Muhammad Nor menambahkan, diperkirakan masih dibutuhkan sekitar 1 miliar lagi untuk melengkapi pembangunan balai uji kir, termasuk untuk pagar, jembatan, dan halaman. “Sudah kita usulkan di APBD murni tahun 2024,” jelasnya.
Selain pembangunan gedung, Dishub Tapin juga menganggarkan dana untuk pengadaan alat uji kir. “Untuk alat anggarannya lain lagi, diperkirakan habisnya sekitar 4 miliar. Untuk tahun ini dapat kita anggarkan sekitar 1 miliar lebih, sisanya di tahun 2024,” katanya.
Ia mengatakan, ada keringanan dari penyedia alat uji kir, yaitu alat akan dipasang terlebih dahulu setelah pembangunan gedung selesai, kemudian dibayar setelah ada anggaran. “Setelah ada anggarannya akan kita bayar,” katanya.
Muhammad Nor berharap, pembangunan balai uji kir bisa segera rampung dan beroperasi.
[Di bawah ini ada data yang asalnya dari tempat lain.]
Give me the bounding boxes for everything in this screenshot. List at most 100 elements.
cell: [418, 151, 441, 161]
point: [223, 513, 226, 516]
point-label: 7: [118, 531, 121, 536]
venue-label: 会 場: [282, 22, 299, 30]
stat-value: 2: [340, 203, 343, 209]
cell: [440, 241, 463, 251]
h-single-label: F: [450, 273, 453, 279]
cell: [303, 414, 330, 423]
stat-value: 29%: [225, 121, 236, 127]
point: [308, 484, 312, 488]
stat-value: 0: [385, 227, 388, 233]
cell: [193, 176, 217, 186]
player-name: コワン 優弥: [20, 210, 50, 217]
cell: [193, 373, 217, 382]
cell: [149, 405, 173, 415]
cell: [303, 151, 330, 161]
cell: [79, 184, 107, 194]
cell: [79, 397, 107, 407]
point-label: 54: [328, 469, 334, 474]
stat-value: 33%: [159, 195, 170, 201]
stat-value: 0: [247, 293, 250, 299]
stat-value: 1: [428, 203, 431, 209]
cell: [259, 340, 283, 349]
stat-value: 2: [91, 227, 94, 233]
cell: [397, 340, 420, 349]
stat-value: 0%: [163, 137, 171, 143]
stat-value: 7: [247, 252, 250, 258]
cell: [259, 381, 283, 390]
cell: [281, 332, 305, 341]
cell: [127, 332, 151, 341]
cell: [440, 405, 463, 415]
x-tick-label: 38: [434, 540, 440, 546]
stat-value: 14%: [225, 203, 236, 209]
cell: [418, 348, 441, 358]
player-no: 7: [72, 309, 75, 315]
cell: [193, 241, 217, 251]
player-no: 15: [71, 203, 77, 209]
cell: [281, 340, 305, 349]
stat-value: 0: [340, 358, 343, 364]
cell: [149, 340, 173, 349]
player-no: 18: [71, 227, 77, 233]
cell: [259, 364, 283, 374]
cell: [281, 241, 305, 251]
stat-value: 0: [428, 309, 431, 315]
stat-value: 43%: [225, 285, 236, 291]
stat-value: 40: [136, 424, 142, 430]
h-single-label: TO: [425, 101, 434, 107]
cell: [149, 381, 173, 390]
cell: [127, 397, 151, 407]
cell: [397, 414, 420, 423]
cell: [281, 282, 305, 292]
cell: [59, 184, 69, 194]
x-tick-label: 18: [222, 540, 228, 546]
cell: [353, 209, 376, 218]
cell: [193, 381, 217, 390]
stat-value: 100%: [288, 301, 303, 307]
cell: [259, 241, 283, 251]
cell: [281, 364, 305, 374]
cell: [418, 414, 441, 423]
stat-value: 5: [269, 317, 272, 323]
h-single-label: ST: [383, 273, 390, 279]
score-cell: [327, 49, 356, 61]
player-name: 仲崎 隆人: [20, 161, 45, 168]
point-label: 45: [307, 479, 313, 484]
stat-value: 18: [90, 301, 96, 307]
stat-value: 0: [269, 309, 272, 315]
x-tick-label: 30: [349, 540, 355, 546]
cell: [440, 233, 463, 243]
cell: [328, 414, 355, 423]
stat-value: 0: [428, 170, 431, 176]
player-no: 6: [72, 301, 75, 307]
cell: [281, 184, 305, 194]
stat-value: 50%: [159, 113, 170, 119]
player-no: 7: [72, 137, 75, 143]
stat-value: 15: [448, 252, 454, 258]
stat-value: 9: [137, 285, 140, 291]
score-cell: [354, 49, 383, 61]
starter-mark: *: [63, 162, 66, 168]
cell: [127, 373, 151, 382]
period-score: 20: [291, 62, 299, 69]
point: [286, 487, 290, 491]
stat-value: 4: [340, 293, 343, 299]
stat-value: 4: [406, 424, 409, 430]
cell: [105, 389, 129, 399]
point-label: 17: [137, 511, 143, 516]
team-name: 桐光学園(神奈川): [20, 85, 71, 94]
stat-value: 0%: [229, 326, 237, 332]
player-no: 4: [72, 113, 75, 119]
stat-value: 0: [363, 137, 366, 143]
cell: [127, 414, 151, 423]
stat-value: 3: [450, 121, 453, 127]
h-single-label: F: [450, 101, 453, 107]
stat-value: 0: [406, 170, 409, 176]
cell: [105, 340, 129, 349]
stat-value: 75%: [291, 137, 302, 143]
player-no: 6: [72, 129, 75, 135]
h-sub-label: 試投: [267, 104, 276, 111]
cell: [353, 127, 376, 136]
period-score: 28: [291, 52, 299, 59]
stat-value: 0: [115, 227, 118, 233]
Ia menargetkan, lelang pembangunan bisa dilakukan lebih awal, yaitu akhir Desember 2023. “Kalau lelang lebih awal, pengerjaan akan cepat dan pembangunan atau penggunaan balai uji kir juga akan cepat,” katanya.
Dishub Tapin optimis, balai uji kir akan memberikan kontribusi positif bagi pendapatan asli daerah (PAD). Sebelumnya, Dishub Tapin sempat melakukan uji kir menggunakan mobil keliling selama enam bulan pada tahun 2020 dan berhasil meraih PAD sebesar Rp 80.632.500, melebihi target Rp 60.000.000.